Joined: Wed Oct 05, 2011 1:49 am
Posts: 12

Yeah, I have wanted to pull the trigger on the PP also, but the implementation is a bitch.


Sounds like we are on the same page right now - I have all of my savings in a Ubank account paying 6.51% pa (the effective annual rate is more like 6.7% before tax when you take account of the fact that interest is paid monthly on this account).


Arguments in favour of holding cash instead of the PP:


* The Australian govt has one of the best bank deposit guarantees in the world - any bank deposit up to $250k is guaranteed.


* Our yields on cash are high (6.7%)


* Cash is liquid. You can deploy capital quickly if the all ords falls to 3500 and you want to get into equities dirt cheap.

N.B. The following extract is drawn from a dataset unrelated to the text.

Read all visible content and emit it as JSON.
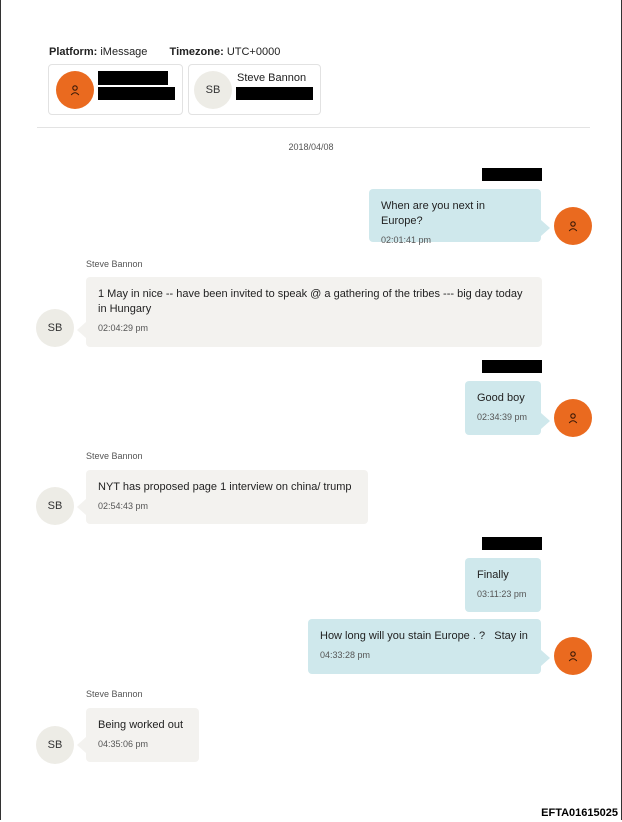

* The enemy of holding cash is inflation. The RBA (in my opinion) have their heads screwed on better than their US counterparts. They aren't printing cash left right and centre. Inflation risk is lower here.


* If we move into a deflationary period, cash would have been a smart move.


Arguments against holding cash:


* Missing the boat on gold (If gold suddenly rallies, it could hit $2500 by the time you have set up a bullion account and received approval to trade).


* You are not protected against higher than expected inflation.


* You could miss out on 30-40% returns in equities if the all ords has found a bottom and equity markets perform a post GFC style rebound (unlikely in my opinion)


* The AUD could be on the way (further) down. Buying gold would lock in AUD strength.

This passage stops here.